Integrating Identity Manager 4.5.4 User Application with Access Manager 4.3 Access Gateway
One of the primary deployment use cases for any IDM customer is to provide a single sign-on access to the User Application for their users from outside the enterprise, mostly for the employees working remotely. In this case, no customer would want to give direct access to IDM URL or keep the IDM in DMZ. This integration document talks about how this use case can be achieved with a very simple approach.
There are mainly two approaches for integrating NetIQ Access Manager with Identity Manager:
- SAML Federation between NetIQ Access Manager’s Identity Server and NetIQ Identity Manager’s OSP.
- Access Gateway Protecting the NetIQ Identity Manager Apps using form fill policies.
The first approach is available at https://www.netiq.com/documentation/idm45/setup_guide/data/b1ciypyj.html
This document highlights how we can configure the second approach where Access Gateway protects the IDM Userapp and other applications using a form fill policy.
How it works
When the user first hits the Access Gateway URL protecting the IDM User Application, the request is redirected for authentication at the Access Manager IDP. On successful authentication at IDP, the browser redirects the request back to the Access Gateway URL protecting the IDM User Application. At this point, Access Gateway will forward the request to backend IDM User Application URL which in turns redirects the request to OSP and OSP brings up the login form.
On detecting the login form, Access Gateway automatically executes the form fill policy and fills the form with the credentials of the logged in user and submits the form to OSP. OSP successfully authenticates the user and redirects the user to the User Application. User Application retrieves the access token from OSP and provides access to the user. This completes the Single sign-on and the user can access any other IDM hosted applications like landing portal, RRA, SSPR etc. henceforth and single sign-on to those applications would be provided by the access token provided by the OSP. So, Access Manager provides single sign-on to OSP using form fill policy and then OSP provides the single sign-on between other IDM hosted applications using OAuth.
This solution is tested with following versions of the product:
- Access Manager 4.3
- Identity Manager 4.5.4
- OSP version 0.0
- SSPR version 126.96.36.199
Access Manager and Identity Manager should be pointing to the same user store for authentication which can be any LDAP store. However, if the customer wants to use a password-less login like Kerberos or X.509, then, the users should also be synced to the eDirectory user store so that form fill policy can retrieve the logged in user’s password and fill the form for single sign-on to OSP.
- The IDM User Application must be configured as a protected resource in Access Gateway and a form fill policy is configured to do the Single sign-on for the OSP.
- The authentication method for IDM User Application has to be configured to use Name and Password.
Configuring IDM User Application as a Resource in Access Gateway
- Create a new domain-based multi-homed proxy service in Access Gateway IDMUserApp with published URL as idm-ag.labs.blr.novell.com.
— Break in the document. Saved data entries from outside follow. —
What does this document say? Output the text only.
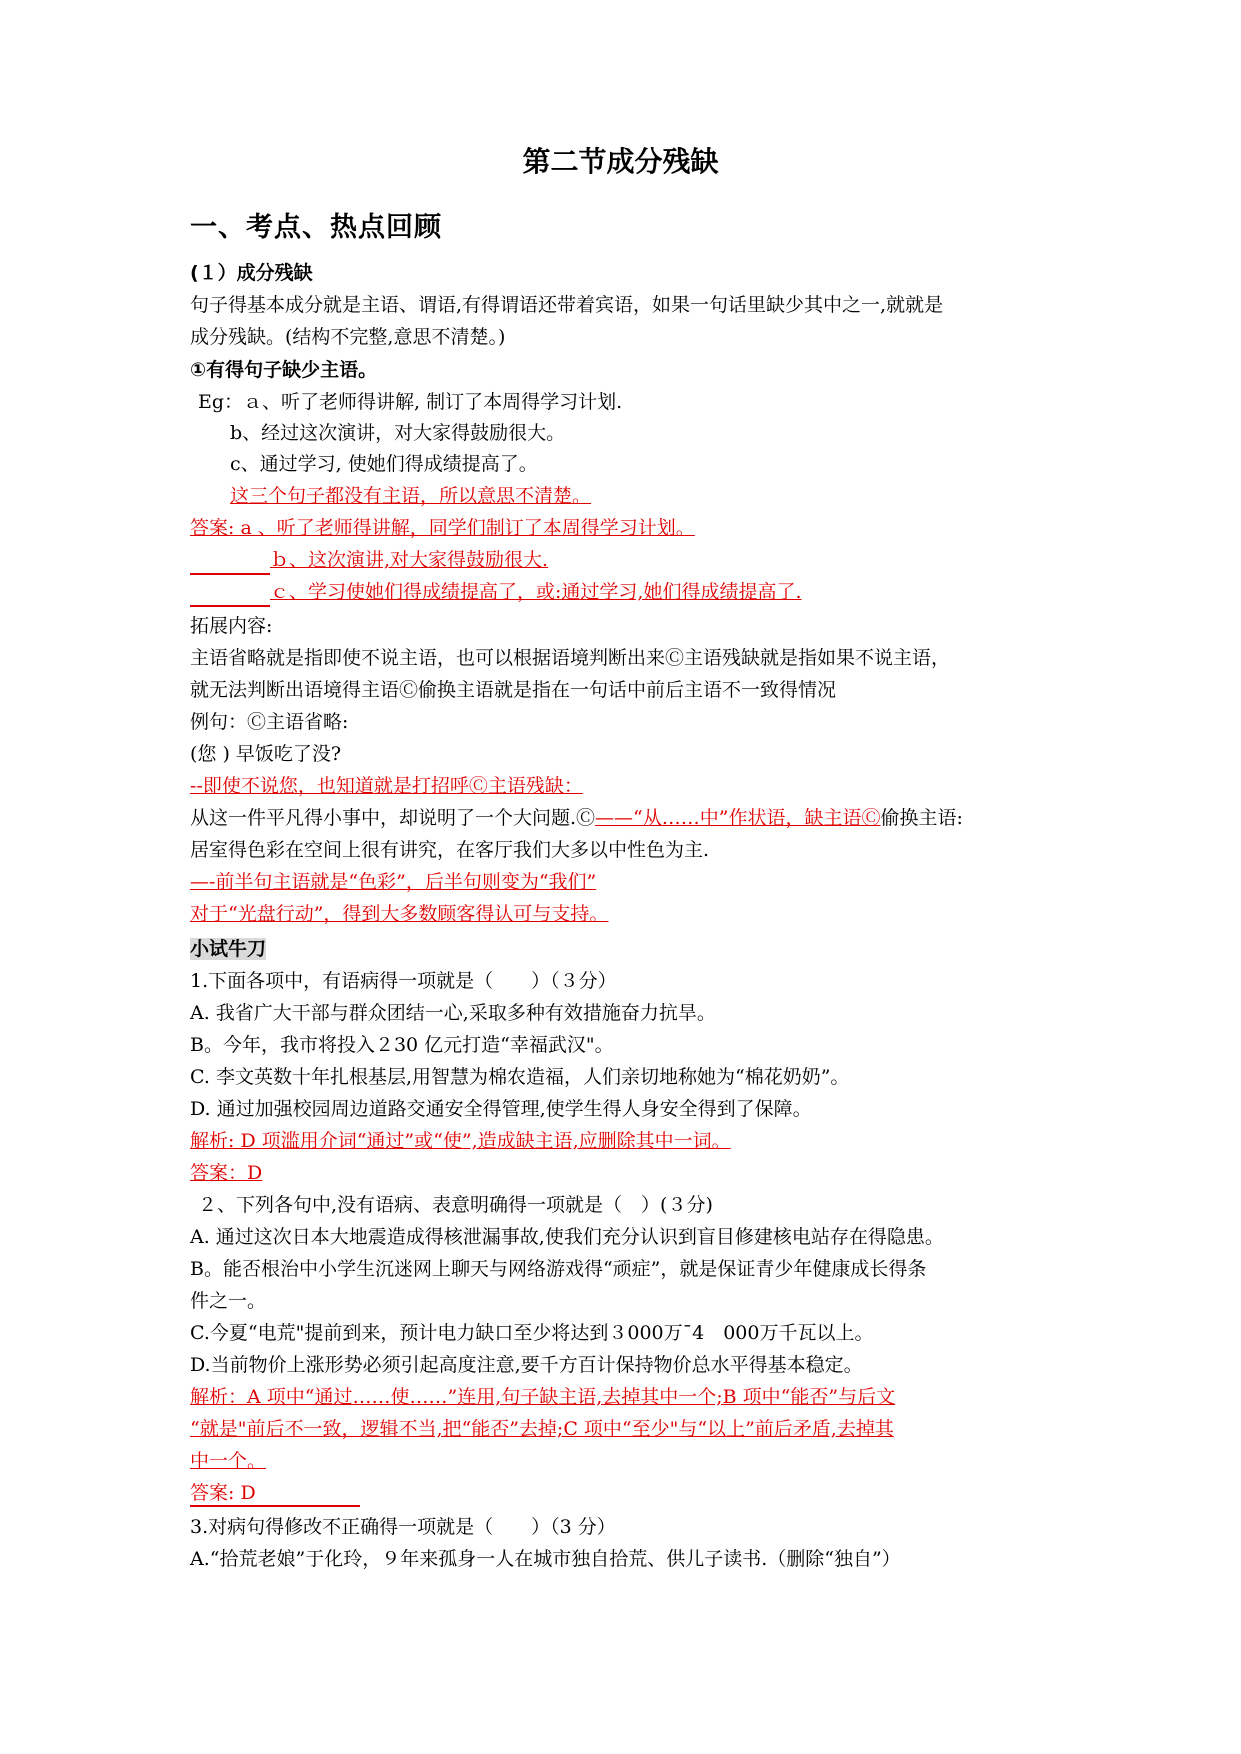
第二节成分残缺
一、考点、热点回顾
(１）成分残缺
句子得基本成分就是主语、谓语,有得谓语还带着宾语，如果一句话里缺少其中之一,就就是
成分残缺。(结构不完整,意思不清楚。)
①有得句子缺少主语。
Eg：ａ、听了老师得讲解, 制订了本周得学习计划.
b、经过这次演讲，对大家得鼓励很大。
c、通过学习, 使她们得成绩提高了。
这三个句子都没有主语，所以意思不清楚。
答案: a 、听了老师得讲解，同学们制订了本周得学习计划。
ｂ、这次演讲,对大家得鼓励很大.
ｃ、学习使她们得成绩提高了，或:通过学习,她们得成绩提高了.
拓展内容:
主语省略就是指即使不说主语，也可以根据语境判断出来Ⓒ主语残缺就是指如果不说主语，
就无法判断出语境得主语Ⓒ偷换主语就是指在一句话中前后主语不一致得情况
例句：Ⓒ主语省略:
(您 ) 早饭吃了没?
--即使不说您，也知道就是打招呼Ⓒ主语残缺：
从这一件平凡得小事中，却说明了一个大问题.Ⓒ——“从……中”作状语，缺主语Ⓒ偷换主语:
居室得色彩在空间上很有讲究，在客厅我们大多以中性色为主.
—-前半句主语就是“色彩”，后半句则变为“我们”
对于“光盘行动”，得到大多数顾客得认可与支持。
小试牛刀
1.下面各项中，有语病得一项就是（　　）（３分）
A. 我省广大干部与群众团结一心,采取多种有效措施奋力抗旱。
B。今年，我市将投入２30 亿元打造“幸福武汉"。
C. 李文英数十年扎根基层,用智慧为棉农造福，人们亲切地称她为“棉花奶奶”。
D. 通过加强校园周边道路交通安全得管理,使学生得人身安全得到了保障。
解析: D 项滥用介词“通过”或“使”,造成缺主语,应删除其中一词。
答案：D
２、下列各句中,没有语病、表意明确得一项就是（　）(３分)
A. 通过这次日本大地震造成得核泄漏事故,使我们充分认识到盲目修建核电站存在得隐患。
B。能否根治中小学生沉迷网上聊天与网络游戏得“顽症”，就是保证青少年健康成长得条
件之一。
C.今夏“电荒"提前到来，预计电力缺口至少将达到３000万¯4　000万千瓦以上。
D.当前物价上涨形势必须引起高度注意,要千方百计保持物价总水平得基本稳定。
解析：A 项中“通过……使……”连用,句子缺主语,去掉其中一个;B 项中“能否”与后文
“就是"前后不一致，逻辑不当,把“能否”去掉;C 项中“至少"与“以上”前后矛盾,去掉其
中一个。
答案: D
3.对病句得修改不正确得一项就是（　　）（3 分）
A.“拾荒老娘”于化玲，９年来孤身一人在城市独自拾荒、供儿子读书.（删除“独自”）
Figure 1: Access Gateway Proxy Service Creation for IDM User Application
- Configure the Web Server Host Name and also to connect using SSL by importing the IDM Trusted Root Certificate to Reverse Proxy Trust Store.
Note: If IDM is listening on a non-SSL port, ensure that you configure that corresponding port in the “Connect Port“ and the option “Connect Using SSL” is disabled.
Figure 2: Configuring IDM User Application as a Web server
- Create a protected resource under the IDMUserApp Proxy Service with the resource paths to all apps which are configured and configure an authentication procedure.
Figure 3: Configuring IDM User Applications as different protected resources
- Attach a form fill policy to this protected resource. This form fill policy will match to the OSP login form and fill the user credentials. It also has a failure policy which will redirect the IDM Application logout request to also do the Access Gateway logout.
Figure 4: Formfill policy for the SSO to OSP
- Create a custom HTML rewriter profile. Keeping everything as default, only enable the ‘Rewrite Inbound Query String Data’ option in this profile. Move this custom profile above the Default profile and save the configuration.
Figure 5: Custom HTML Rewriter Profile
This completes the Access Gateway configuration for this integration.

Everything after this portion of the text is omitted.